The American Association for Geriatric Psychiatry, the Alzheimer's Association and the American Geriatrics Society convened a consensus conference on the diagnosis and treatment of Alzheimer's disease. The members of the consensus panel and expert presenters were from the fields of psychiatry, neurology, geriatrics, primary care, psychology, nursing, social work, occupational therapy, epidemiology, and public health policy. The 18-member panel was charged with the task of developing recommendations for the diagnosis and treatment of Alzheimer's disease in the primary care setting. Co-chairs of the panel were Gary W. Small, M.D., University of California at Los Angeles, and Peter V. Rabins, M.D., the Johns Hopkins University, Baltimore. A consensus statement titled “Diagnosis and Treatment of Alzheimer's Disease and Other Related Disorders” was prepared and published in the October 22/29, 1997, issue of JAMA.
According to the statement, Alzheimer's disease affects about 4 million persons in the United States. It is the most common of the dementing disorders. By the year 2040, an estimated 14 million persons in this country will have Alzheimer's disease.
The consensus statement addresses the following questions about the disease:
How prevalent is Alzheimer's disease and what are its risk factors?
What is its impact on society?
What are the different forms of dementia and how can they be recognized?
What constitutes safe and effective treatment for Alzheimer's disease?
What management strategies are available to the primary care practitioner?
What are the available medical specialty and community resources?
What are the important policy issues and how can policy makers improve access to care for dementia patients?
What are the most promising questions for future research?
The main risk factors, according to the statement, are age and family history. Approximately 6 to 8 percent of all persons older than 65 years have Alzheimer's disease. The panel reports that the prevalence of the disease doubles every five years after the age of 60 years. By the age of 90 years, some studies show that almost 50 percent of persons with a first-degree relative with Alzheimer's disease develop the disease themselves.
Alzheimer's disease is characterized by gradual onset and progressive decline in cognition. Changes in behavior and mood frequently occur. Motor skills, sensory function and social skills usually remain intact until late in the course of the disease.
The panel notes that recent progress in understanding the diagnosis and treatment of Alzheimer's disease has helped many patients and their caregivers. Treatments include pharmacologic and nonpharmacolgic methods, and the panel emphasizes that a nonpharmacologic approach is preferred. If nonpharmacologic therapy fails, pharmacologic therapy should be introduced. Pharmacologic therapy can also be used if there is a risk of danger or if the patient is very distressed. The statement discusses the use of cholinesterase inhibitors, such as tacrine and donepezil, and other agents, such as estrogen, nonsteroidal anti-inflammatory drugs and botanical agents, such as ginkgo biloba. Before any treatment is started, it is recommended that patients undergo a thorough medical examination.
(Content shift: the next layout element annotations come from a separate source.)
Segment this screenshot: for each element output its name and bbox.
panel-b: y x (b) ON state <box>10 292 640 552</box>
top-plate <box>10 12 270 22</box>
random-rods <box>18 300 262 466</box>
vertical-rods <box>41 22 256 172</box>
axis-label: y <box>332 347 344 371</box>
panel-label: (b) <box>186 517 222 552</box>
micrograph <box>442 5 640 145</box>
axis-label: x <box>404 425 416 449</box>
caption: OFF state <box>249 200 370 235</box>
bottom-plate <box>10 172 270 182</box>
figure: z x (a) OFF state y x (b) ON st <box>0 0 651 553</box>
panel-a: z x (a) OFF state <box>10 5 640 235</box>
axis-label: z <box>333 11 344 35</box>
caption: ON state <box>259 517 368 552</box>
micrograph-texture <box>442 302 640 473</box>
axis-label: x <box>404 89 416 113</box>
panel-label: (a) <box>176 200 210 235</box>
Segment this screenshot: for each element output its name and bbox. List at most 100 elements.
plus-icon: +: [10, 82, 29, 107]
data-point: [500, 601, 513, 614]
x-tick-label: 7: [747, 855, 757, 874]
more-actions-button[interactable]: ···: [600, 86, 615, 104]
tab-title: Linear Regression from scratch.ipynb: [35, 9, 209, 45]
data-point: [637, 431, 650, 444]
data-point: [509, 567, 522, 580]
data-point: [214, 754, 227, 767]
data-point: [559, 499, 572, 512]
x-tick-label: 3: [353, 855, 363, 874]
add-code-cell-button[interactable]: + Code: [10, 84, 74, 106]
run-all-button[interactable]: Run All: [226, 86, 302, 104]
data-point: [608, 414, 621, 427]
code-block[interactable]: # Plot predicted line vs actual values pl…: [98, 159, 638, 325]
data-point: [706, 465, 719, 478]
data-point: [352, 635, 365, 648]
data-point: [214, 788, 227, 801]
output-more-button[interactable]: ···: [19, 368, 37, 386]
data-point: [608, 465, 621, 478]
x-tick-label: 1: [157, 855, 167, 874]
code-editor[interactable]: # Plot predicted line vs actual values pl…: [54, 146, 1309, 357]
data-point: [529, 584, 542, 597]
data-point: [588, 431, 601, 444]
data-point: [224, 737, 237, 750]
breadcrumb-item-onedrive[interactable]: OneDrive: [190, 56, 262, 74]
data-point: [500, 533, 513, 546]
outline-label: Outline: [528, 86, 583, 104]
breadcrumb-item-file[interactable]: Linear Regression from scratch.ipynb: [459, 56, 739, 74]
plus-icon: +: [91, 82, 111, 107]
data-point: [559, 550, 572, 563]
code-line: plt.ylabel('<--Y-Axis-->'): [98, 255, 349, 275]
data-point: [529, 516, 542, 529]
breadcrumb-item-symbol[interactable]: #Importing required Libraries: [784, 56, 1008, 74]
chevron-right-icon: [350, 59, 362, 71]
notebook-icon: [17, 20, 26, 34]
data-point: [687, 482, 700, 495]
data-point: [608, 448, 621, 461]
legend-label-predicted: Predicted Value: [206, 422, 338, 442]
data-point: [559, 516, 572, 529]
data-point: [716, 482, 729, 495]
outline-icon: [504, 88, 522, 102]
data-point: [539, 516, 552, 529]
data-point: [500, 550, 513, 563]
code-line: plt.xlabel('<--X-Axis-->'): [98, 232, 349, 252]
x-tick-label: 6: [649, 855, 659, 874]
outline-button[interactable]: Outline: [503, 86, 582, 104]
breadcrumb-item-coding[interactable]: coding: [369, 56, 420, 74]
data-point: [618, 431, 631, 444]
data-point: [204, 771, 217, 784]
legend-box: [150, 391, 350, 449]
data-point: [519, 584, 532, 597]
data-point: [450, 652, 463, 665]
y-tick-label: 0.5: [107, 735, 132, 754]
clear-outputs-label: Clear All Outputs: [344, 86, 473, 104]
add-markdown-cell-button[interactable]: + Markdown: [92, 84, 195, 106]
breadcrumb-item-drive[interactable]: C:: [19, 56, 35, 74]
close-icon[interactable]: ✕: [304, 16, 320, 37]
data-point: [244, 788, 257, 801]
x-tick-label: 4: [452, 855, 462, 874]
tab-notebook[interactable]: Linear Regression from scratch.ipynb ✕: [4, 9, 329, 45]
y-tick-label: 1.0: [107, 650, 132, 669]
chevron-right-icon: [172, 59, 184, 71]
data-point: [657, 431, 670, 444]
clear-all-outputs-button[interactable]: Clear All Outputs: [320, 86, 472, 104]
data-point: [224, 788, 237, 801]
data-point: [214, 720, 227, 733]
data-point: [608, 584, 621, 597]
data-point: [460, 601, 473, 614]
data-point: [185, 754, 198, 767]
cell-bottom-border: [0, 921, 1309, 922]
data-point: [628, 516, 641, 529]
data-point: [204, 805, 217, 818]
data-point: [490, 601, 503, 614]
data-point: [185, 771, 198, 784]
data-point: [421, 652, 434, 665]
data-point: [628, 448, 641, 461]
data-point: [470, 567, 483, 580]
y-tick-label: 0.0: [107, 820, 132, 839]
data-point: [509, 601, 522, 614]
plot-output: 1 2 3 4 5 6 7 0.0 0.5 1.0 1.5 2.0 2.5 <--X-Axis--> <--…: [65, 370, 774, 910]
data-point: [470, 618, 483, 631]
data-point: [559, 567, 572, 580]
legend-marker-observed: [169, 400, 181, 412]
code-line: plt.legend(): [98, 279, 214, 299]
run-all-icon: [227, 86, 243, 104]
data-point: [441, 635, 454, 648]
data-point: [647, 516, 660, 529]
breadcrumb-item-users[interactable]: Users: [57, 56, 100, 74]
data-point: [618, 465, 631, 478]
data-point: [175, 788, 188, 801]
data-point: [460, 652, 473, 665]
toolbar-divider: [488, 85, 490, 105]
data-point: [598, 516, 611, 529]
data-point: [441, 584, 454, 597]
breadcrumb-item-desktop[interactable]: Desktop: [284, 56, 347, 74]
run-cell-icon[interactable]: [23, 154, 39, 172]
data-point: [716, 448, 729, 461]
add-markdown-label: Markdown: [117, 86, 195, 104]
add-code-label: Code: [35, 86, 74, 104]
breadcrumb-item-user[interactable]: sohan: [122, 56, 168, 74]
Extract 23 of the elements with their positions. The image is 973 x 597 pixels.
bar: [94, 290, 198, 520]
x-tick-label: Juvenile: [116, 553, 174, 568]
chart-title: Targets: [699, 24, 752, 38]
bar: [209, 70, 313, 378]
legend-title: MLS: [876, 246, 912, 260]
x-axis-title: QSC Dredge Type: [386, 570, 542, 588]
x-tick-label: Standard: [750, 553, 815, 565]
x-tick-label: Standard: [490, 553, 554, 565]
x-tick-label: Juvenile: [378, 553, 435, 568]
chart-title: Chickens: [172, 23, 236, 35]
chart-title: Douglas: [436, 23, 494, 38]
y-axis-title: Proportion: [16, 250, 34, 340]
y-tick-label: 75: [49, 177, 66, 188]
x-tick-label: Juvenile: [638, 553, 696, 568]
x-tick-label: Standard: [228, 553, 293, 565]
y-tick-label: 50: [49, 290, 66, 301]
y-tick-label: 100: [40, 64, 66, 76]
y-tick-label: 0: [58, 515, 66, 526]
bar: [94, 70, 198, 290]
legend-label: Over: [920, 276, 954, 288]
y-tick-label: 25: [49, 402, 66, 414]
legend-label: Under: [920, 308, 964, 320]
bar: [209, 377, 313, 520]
The panel lists a number of strategies available to the primary care practitioner to minimize the problems of function and independence and help the patient with a safe environment. The following five strategies are presented in the statement:
Schedule regular patient surveillance and health maintenance visits every three to six months.
Work closely with family and caregivers. This strategy includes a thorough discussion of long-term care and the necessary emotional adjustments.
Establish programs to improve patient behavior and mood.
Encourage caregivers to modulate the environment.
Warn families of the hazards of the patient wandering and driving.
Conclusions and Recommendations
The following is a list of the conclusions and recommendations made by the expert panel:
Alzheimer's disease is underreported and underrecognized. Patients often do not see their physician for an evaluation when they experience cognitive deficits. Also, physicians may not recognize the early signs of the disease. Because there is no definitive test for the disease, physicians must conduct a focused clinical assessment and interview with their patients who are suspected of having Alzheimer's disease.
Diagnosis is primarily one of inclusion, not exclusion, and usually can be made using standardized clinical criteria. Physicians need to be alert to concerns about cognitive decline in their patients who present for treatment of another medical problem.
Most cases of Alzheimer's disease can be managed in a primary care environment. Patients with severe impairment or those with complex comorbidity should be referred to a subspecialist. Regular health examinations are essential. Pharmacologic therapies for cognitive impairment and nonpharmacologic and pharmacologic treatments for behavioral problems can help the quality of life. Drug treatment should be used cautiously in elderly patients.
Education, counseling and support for the family and/or caregivers is important. Some relatives may need their own neuropsychologic evaluation.
The nation's current system of care for patients with Alzheimer's disease is inadequate and fragmented. New approaches need to be initiated to assure necessary medical, psychosocial and community resources.
Future research should focus on barriers to care and improvement of diagnostic and therapeutic effectiveness.